Yaalon, a former Likud MK, has been associated with Israel’s right wing, but has been outspokenly critical of Netanyahu since he left the Defense Ministry in 2016.
Meanwhile, another serial critic of his ex-boss Netanyahu, former prime minister and defense minister Ehud Barak was publicly mulling a political comeback following the announcement on Monday of early elections.
Barak admitted that he could not defeat Netanyahu alone, but would ally with others to do so.
“If a center-left bloc coalesces that is led by a man who can both win elections and govern the country, he will win the election,” Barak told Hadashot.
“It’s important to me that this bloc be formed — certainly I could lead it, I’ve led [a party] to victory in elections over Netanyahu — but I cannot make myself a condition to the formation of the bloc,” continued Barak.
“There is certainly a chance I will join — but I alone am not enough,” added the 76-year-old former Israeli leader.
A more realistic comeback candidacy was confirmed on Tuesday by former Education Minister Gideon Saar.
The still-popular Likud politician quit politics in 2014 and has since been seen as a potential rival to Netanyahu for leadership of the party.
But on Tuesday, Saar disavowed that role. “I am not a threat to Netanyahu…I am here to strengthen the Likud and Netanyahu,” he said.

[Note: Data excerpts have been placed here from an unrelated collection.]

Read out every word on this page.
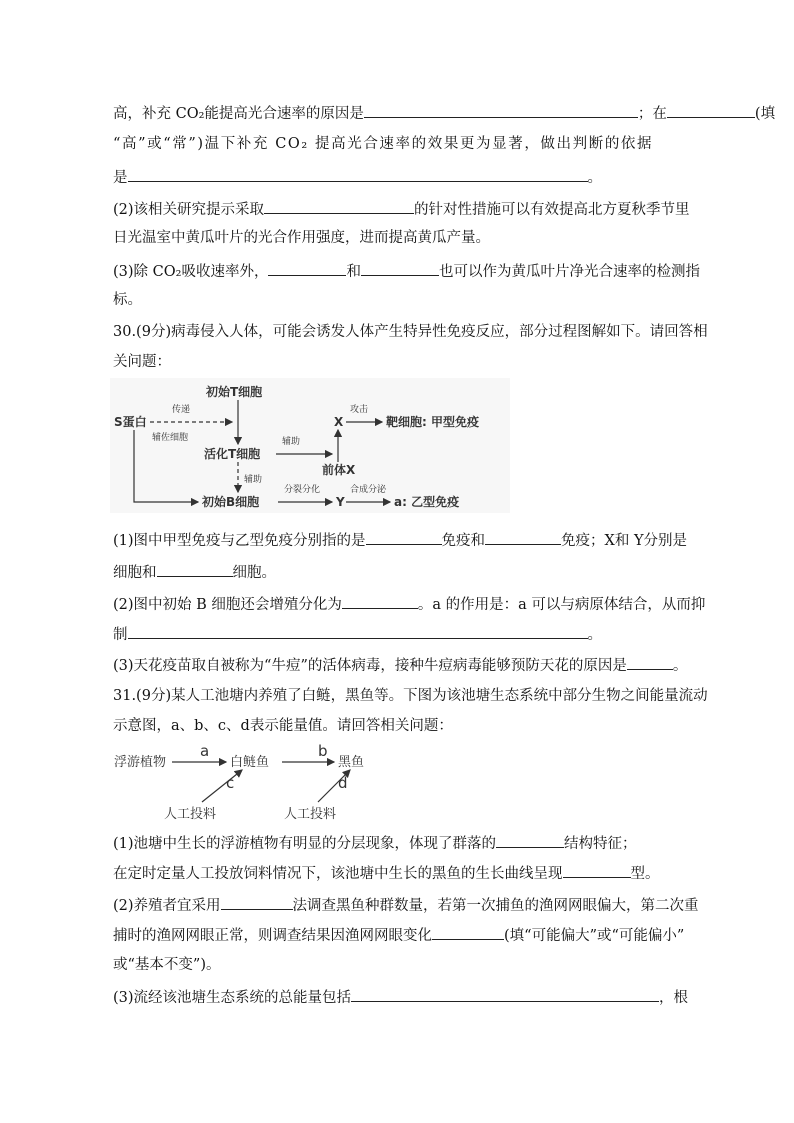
高，补充 CO₂能提高光合速率的原因是	；在	(填
“高”或“常”)温下补充 CO₂ 提高光合速率的效果更为显著，做出判断的依据
是	。
(2)该相关研究提示采取	的针对性措施可以有效提高北方夏秋季节里
日光温室中黄瓜叶片的光合作用强度，进而提高黄瓜产量。
(3)除 CO₂吸收速率外，	和	也可以作为黄瓜叶片净光合速率的检测指
标。
30.(9分)病毒侵入人体，可能会诱发人体产生特异性免疫反应，部分过程图解如下。请回答相
关问题：
S蛋白
初始T细胞
活化T细胞
初始B细胞
X	靶细胞: 甲型免疫
前体X
Y	a: 乙型免疫
传递
辅佐细胞
攻击
辅助
辅助
分裂分化	合成分泌
(1)图中甲型免疫与乙型免疫分别指的是	免疫和	免疫；X和 Y分别是
细胞和	细胞。
(2)图中初始 B 细胞还会增殖分化为	。a 的作用是：a 可以与病原体结合，从而抑
制	。
(3)天花疫苗取自被称为“牛痘”的活体病毒，接种牛痘病毒能够预防天花的原因是	。
31.(9分)某人工池塘内养殖了白鲢，黑鱼等。下图为该池塘生态系统中部分生物之间能量流动
示意图，a、b、c、d表示能量值。请回答相关问题：
浮游植物	白鲢鱼	黑鱼
人工投料	人工投料
a	b
c	d
(1)池塘中生长的浮游植物有明显的分层现象，体现了群落的	结构特征；
在定时定量人工投放饲料情况下，该池塘中生长的黑鱼的生长曲线呈现	型。
(2)养殖者宜采用	法调查黑鱼种群数量，若第一次捕鱼的渔网网眼偏大，第二次重
捕时的渔网网眼正常，则调查结果因渔网网眼变化	(填“可能偏大”或“可能偏小”
或“基本不变”)。
(3)流经该池塘生态系统的总能量包括	，根
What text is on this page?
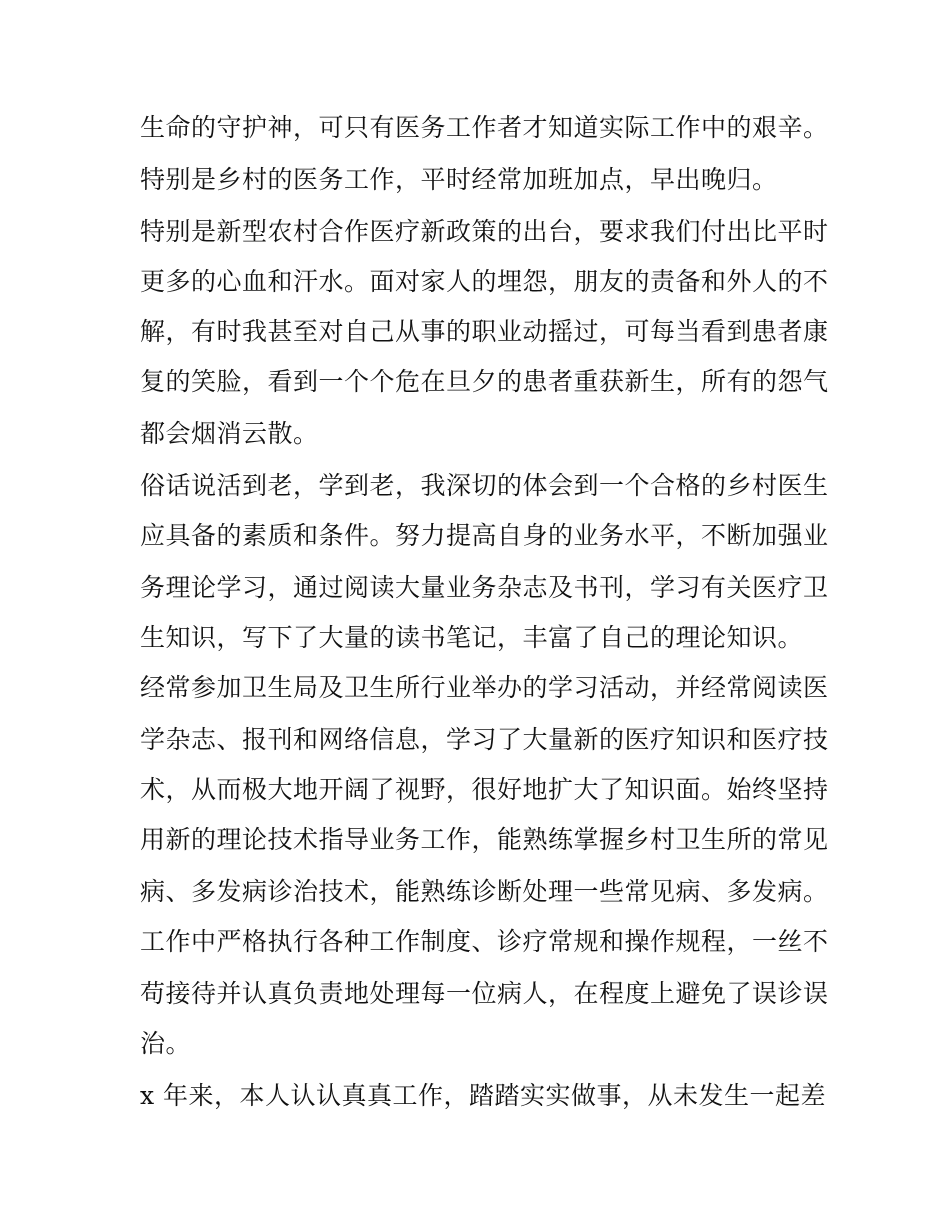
生命的守护神，可只有医务工作者才知道实际工作中的艰辛。
特别是乡村的医务工作，平时经常加班加点，早出晚归。
特别是新型农村合作医疗新政策的出台，要求我们付出比平时
更多的心血和汗水。面对家人的埋怨，朋友的责备和外人的不
解，有时我甚至对自己从事的职业动摇过，可每当看到患者康
复的笑脸，看到一个个危在旦夕的患者重获新生，所有的怨气
都会烟消云散。
俗话说活到老，学到老，我深切的体会到一个合格的乡村医生
应具备的素质和条件。努力提高自身的业务水平，不断加强业
务理论学习，通过阅读大量业务杂志及书刊，学习有关医疗卫
生知识，写下了大量的读书笔记，丰富了自己的理论知识。
经常参加卫生局及卫生所行业举办的学习活动，并经常阅读医
学杂志、报刊和网络信息，学习了大量新的医疗知识和医疗技
术，从而极大地开阔了视野，很好地扩大了知识面。始终坚持
用新的理论技术指导业务工作，能熟练掌握乡村卫生所的常见
病、多发病诊治技术，能熟练诊断处理一些常见病、多发病。
工作中严格执行各种工作制度、诊疗常规和操作规程，一丝不
苟接待并认真负责地处理每一位病人，在程度上避免了误诊误
治。
x 年来，本人认认真真工作，踏踏实实做事，从未发生一起差
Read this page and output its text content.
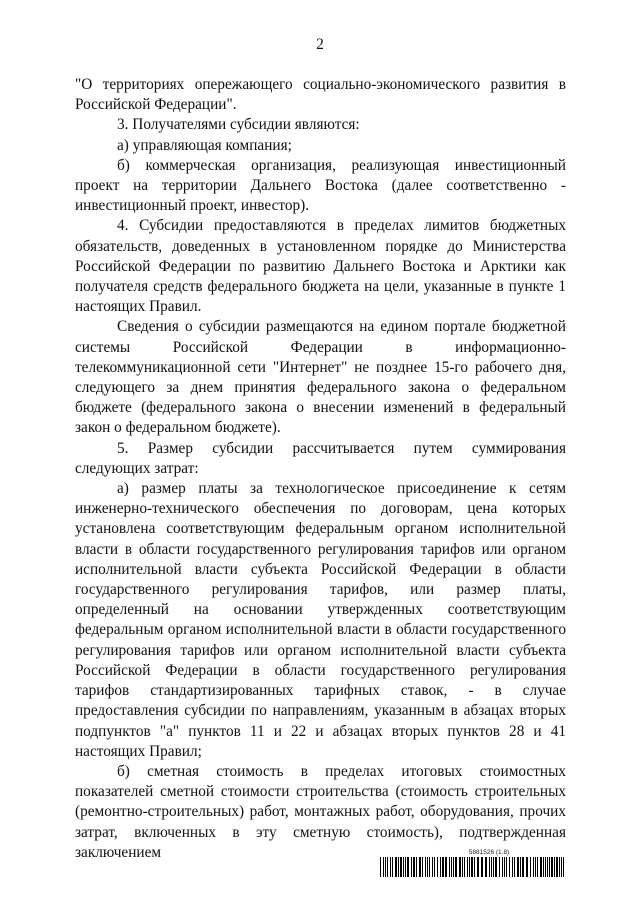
2

"О территориях опережающего социально-экономического развития в Российской Федерации".

3. Получателями субсидии являются:

а) управляющая компания;

б) коммерческая организация, реализующая инвестиционный проект на территории Дальнего Востока (далее соответственно - инвестиционный проект, инвестор).

4. Субсидии предоставляются в пределах лимитов бюджетных обязательств, доведенных в установленном порядке до Министерства Российской Федерации по развитию Дальнего Востока и Арктики как получателя средств федерального бюджета на цели, указанные в пункте 1 настоящих Правил.

Сведения о субсидии размещаются на едином портале бюджетной системы Российской Федерации в информационно-телекоммуникационной сети "Интернет" не позднее 15-го рабочего дня, следующего за днем принятия федерального закона о федеральном бюджете (федерального закона о внесении изменений в федеральный закон о федеральном бюджете).

5. Размер субсидии рассчитывается путем суммирования следующих затрат:

а) размер платы за технологическое присоединение к сетям инженерно-технического обеспечения по договорам, цена которых установлена соответствующим федеральным органом исполнительной власти в области государственного регулирования тарифов или органом исполнительной власти субъекта Российской Федерации в области государственного регулирования тарифов, или размер платы, определенный на основании утвержденных соответствующим федеральным органом исполнительной власти в области государственного регулирования тарифов или органом исполнительной власти субъекта Российской Федерации в области государственного регулирования тарифов стандартизированных тарифных ставок, - в случае предоставления субсидии по направлениям, указанным в абзацах вторых подпунктов "а" пунктов 11 и 22 и абзацах вторых пунктов 28 и 41 настоящих Правил;

б) сметная стоимость в пределах итоговых стоимостных показателей сметной стоимости строительства (стоимость строительных (ремонтно-строительных) работ, монтажных работ, оборудования, прочих затрат, включенных в эту сметную стоимость), подтвержденная заключением	5881526 (1.8)
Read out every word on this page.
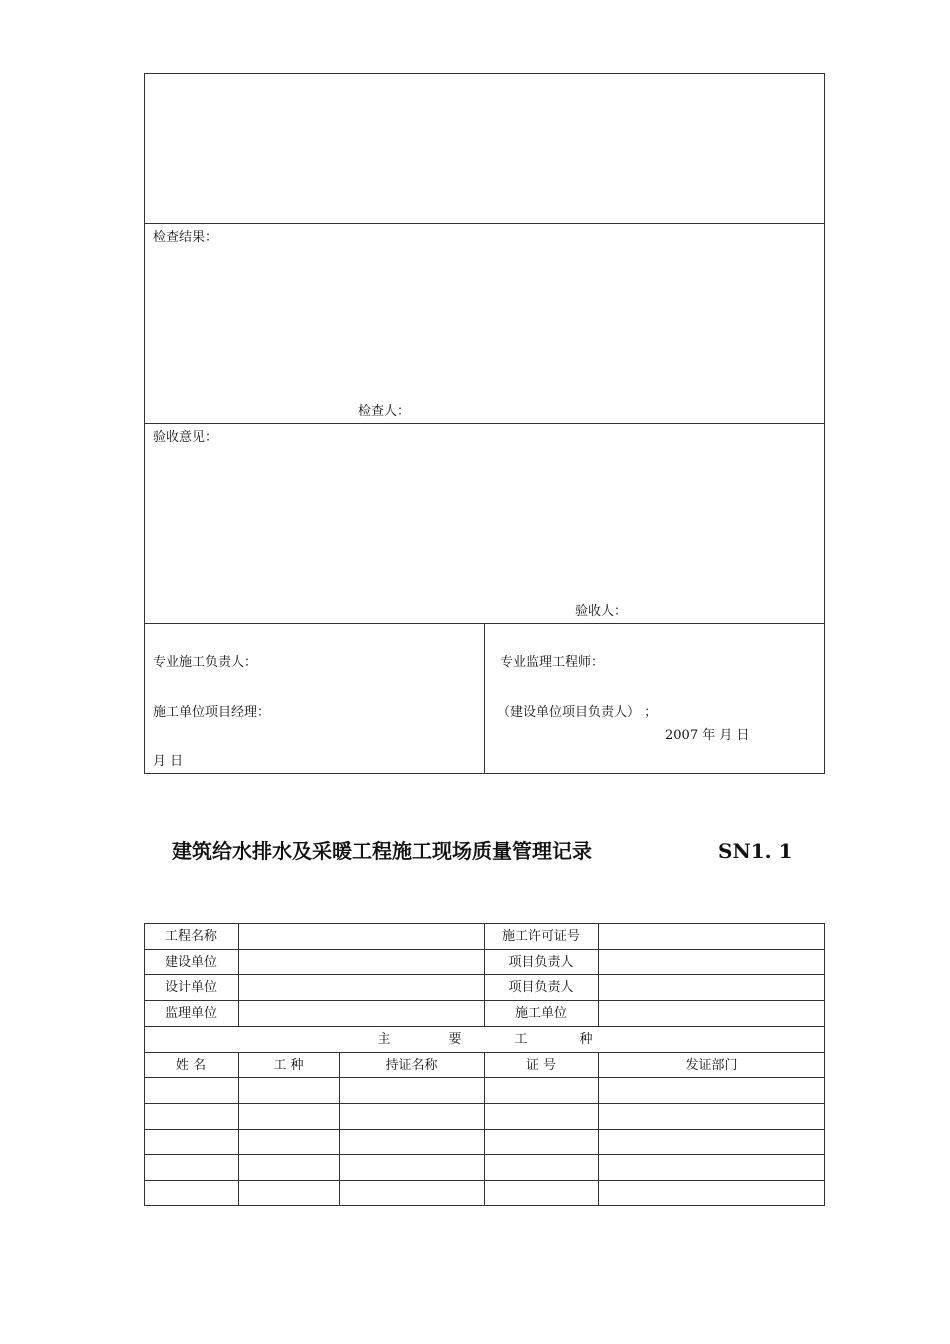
检查结果：
检查人：
验收意见：
验收人：
专业施工负责人：
施工单位项目经理：
月 日
专业监理工程师：
（建设单位项目负责人） ；
2007 年 月 日
建筑给水排水及采暖工程施工现场质量管理记录	SN1. 1
工程名称	施工许可证号
建设单位	项目负责人
设计单位	项目负责人
监理单位	施工单位
主	要	工	种
姓 名	工 种	持证名称	证 号	发证部门
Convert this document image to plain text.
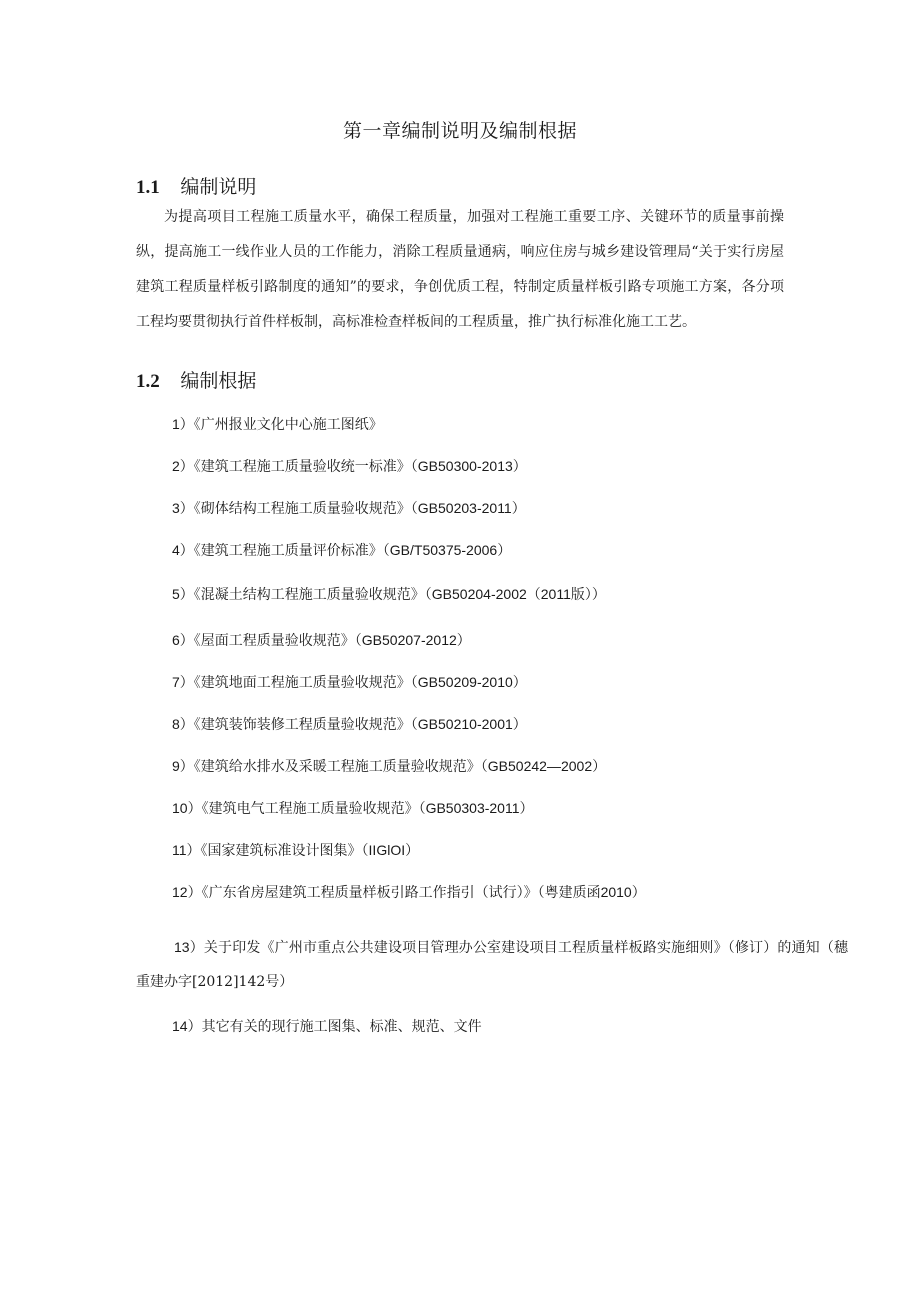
第一章编制说明及编制根据
1.1 编制说明

为提高项目工程施工质量水平，确保工程质量，加强对工程施工重要工序、关键环节的质量事前操纵，提高施工一线作业人员的工作能力，消除工程质量通病，响应住房与城乡建设管理局“关于实行房屋建筑工程质量样板引路制度的通知”的要求，争创优质工程，特制定质量样板引路专项施工方案，各分项工程均要贯彻执行首件样板制，高标准检查样板间的工程质量，推广执行标准化施工工艺。

1.2 编制根据
1）《广州报业文化中心施工图纸》
2）《建筑工程施工质量验收统一标准》（GB50300-2013）
3）《砌体结构工程施工质量验收规范》（GB50203-2011）
4）《建筑工程施工质量评价标准》（GB/T50375-2006）
5）《混凝土结构工程施工质量验收规范》（GB50204-2002（2011版））
6）《屋面工程质量验收规范》（GB50207-2012）
7）《建筑地面工程施工质量验收规范》（GB50209-2010）
8）《建筑装饰装修工程质量验收规范》（GB50210-2001）
9）《建筑给水排水及采暖工程施工质量验收规范》（GB50242—2002）
10）《建筑电气工程施工质量验收规范》（GB50303-2011）
11）《国家建筑标准设计图集》（IIGlOI）
12）《广东省房屋建筑工程质量样板引路工作指引（试行）》（粤建质函2010）
13）关于印发《广州市重点公共建设项目管理办公室建设项目工程质量样板路实施细则》（修订）的通知（穗重建办字[2012]142号）
14）其它有关的现行施工图集、标准、规范、文件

“To anyone who was still in doubt, I am announcing I will run in the primaries,” Sa’ar told Israel Radio the following morning. “I believe my success in the primaries will help Likud win the general elections.”
Likud will be conducting its primaries on February 5, party officials said.
The primaries are expected to feature a run by former Yerushalayim mayor Nir Barkat for a top slot on the electoral slate.
Kulanu MK Yoav Gallant, currently housing minister, is widely believed to be planning to switch to the Likud.